Cheng Dan’an focused on scientifically proving Japanese acumoxa. He was thinking of ways to tie acumoxa medicine and western medicine together. However, he was unable to find the answer and was giving lectures to the students in 1956. After his death, the lecture notes were published as a book “Acupuncture and Moxibustion Lecture Notes鍼灸学術講稿”. Cheng Dan’an’s achievements not only include the fact that he has raised a large number of apprentices but also overcame the arbitrary diagnostic analysis that was theoretically expanding based on the yin-yang five-element theory and raised apprentices who can view from a scientific perspective.
Around the time Nanjing College of Acupuncture and Moxibustion 南京中医学院was established, there were five types of acumoxa textbooks.
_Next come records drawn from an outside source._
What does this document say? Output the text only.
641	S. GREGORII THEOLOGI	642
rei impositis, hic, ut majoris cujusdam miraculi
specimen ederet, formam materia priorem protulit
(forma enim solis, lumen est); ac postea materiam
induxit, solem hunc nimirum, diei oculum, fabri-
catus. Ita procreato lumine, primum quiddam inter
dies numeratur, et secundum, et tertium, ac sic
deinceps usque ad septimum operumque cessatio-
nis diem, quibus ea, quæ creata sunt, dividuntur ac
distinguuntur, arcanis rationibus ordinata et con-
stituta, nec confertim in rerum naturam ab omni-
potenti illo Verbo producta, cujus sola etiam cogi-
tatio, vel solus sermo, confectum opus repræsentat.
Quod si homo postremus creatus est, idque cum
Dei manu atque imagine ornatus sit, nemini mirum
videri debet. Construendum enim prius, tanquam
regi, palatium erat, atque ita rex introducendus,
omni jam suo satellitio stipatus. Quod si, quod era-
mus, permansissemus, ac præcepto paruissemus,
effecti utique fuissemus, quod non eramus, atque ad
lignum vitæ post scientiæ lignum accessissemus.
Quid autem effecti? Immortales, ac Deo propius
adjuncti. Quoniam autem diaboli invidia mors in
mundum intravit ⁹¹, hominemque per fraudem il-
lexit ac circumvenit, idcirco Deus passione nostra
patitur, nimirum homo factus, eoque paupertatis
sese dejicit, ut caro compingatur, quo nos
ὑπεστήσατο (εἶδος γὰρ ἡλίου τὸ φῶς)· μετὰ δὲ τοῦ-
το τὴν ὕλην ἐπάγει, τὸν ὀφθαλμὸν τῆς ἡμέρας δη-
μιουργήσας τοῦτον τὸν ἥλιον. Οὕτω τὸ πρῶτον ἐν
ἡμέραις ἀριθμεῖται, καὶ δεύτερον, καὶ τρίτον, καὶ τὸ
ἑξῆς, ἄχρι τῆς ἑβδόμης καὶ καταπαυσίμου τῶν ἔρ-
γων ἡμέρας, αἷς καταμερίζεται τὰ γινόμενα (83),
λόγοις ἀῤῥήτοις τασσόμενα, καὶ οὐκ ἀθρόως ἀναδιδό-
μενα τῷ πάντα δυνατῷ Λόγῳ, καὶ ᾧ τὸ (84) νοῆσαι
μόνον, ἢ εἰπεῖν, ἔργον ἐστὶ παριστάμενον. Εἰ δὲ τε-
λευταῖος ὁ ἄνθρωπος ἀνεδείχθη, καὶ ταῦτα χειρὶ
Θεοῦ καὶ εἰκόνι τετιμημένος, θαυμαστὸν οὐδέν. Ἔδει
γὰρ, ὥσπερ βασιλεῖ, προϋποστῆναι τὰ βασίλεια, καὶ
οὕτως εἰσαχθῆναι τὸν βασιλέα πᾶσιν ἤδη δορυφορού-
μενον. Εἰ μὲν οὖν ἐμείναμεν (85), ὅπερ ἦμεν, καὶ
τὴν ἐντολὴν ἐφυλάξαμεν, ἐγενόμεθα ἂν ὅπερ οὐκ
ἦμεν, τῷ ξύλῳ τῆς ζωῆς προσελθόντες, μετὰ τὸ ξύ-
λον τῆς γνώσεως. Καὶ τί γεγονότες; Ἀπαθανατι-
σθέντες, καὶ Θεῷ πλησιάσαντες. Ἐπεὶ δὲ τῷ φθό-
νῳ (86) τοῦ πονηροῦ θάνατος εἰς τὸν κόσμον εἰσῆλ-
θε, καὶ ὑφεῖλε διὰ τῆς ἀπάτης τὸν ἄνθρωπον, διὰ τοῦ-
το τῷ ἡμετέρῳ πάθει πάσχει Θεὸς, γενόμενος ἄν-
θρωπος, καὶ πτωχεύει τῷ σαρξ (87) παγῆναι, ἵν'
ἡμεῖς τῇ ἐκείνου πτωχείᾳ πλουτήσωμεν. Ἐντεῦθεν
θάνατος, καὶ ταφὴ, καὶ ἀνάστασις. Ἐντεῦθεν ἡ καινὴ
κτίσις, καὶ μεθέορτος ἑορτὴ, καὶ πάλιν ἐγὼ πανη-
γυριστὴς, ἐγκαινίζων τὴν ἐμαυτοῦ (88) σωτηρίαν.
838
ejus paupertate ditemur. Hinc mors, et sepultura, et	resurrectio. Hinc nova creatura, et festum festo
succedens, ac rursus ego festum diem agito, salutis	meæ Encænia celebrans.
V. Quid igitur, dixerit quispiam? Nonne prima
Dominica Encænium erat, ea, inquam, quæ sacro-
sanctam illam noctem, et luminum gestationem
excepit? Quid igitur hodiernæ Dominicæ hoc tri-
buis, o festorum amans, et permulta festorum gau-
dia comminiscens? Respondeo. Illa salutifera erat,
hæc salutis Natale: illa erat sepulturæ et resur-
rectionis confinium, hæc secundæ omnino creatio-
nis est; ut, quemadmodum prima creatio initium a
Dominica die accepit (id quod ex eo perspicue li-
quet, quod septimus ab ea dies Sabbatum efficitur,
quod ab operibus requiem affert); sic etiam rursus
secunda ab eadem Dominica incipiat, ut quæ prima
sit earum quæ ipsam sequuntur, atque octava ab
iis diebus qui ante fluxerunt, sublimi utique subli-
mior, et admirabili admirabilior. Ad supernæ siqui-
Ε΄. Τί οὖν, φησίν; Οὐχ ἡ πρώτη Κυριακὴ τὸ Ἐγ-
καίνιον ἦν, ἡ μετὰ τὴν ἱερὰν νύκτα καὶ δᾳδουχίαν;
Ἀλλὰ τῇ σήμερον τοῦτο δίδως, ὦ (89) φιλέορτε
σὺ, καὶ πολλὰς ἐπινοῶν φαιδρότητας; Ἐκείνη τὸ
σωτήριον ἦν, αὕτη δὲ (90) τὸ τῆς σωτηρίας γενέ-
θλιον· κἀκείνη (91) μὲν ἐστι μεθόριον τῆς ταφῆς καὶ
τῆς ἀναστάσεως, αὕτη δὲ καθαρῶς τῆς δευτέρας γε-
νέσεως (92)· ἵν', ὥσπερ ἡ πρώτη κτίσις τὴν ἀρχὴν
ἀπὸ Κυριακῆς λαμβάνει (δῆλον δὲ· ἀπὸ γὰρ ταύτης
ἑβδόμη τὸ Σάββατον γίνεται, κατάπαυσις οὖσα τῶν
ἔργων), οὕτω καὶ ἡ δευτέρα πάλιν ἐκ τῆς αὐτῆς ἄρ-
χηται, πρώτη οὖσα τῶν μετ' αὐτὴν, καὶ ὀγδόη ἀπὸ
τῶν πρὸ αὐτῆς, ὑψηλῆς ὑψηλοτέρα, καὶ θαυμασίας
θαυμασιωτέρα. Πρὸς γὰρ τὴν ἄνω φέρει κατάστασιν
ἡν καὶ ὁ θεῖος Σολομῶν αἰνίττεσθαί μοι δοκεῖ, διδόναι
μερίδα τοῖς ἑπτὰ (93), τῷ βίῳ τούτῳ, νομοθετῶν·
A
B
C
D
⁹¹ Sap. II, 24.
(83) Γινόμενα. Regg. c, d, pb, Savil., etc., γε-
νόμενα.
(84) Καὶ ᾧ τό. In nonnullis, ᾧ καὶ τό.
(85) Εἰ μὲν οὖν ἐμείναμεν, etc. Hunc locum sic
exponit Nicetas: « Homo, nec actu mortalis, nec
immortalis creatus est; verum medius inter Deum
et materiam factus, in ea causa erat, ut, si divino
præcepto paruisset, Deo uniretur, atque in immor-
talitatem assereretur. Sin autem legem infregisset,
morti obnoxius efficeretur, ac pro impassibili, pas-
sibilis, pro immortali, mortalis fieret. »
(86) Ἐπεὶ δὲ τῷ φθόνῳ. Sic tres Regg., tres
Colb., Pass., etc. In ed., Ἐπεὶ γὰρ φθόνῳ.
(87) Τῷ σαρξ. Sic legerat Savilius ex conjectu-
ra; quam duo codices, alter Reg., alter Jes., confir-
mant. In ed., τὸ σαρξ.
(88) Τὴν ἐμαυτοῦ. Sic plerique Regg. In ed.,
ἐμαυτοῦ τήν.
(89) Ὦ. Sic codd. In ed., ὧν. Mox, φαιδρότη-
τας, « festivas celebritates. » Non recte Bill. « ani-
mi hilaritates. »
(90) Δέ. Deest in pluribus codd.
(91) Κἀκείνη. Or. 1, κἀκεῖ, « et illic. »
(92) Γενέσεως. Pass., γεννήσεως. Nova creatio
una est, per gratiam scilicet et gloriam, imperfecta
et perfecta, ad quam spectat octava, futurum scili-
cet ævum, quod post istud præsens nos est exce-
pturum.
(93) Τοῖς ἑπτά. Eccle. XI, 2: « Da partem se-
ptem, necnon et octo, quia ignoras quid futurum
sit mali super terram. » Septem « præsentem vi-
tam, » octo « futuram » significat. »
This was during the period when solid educational policies have not yet been set. Cheng Dan’an was mainly using “Chinese Acupuncture and Moxibustion Therapeutics中国鍼灸治療学” published in 1931. After his death in 1957, his apprentices published, “Study of Acupuncture and Moxibustion 鍼灸学” and based on this, “Acupuncture and Moxibustion Lecture Notes針灸学講義” was published. In 1960, this book was the first unified textbook for Chinese medical colleges. Up to this point, everything was Cheng Dan’an’s thoughts and ideas.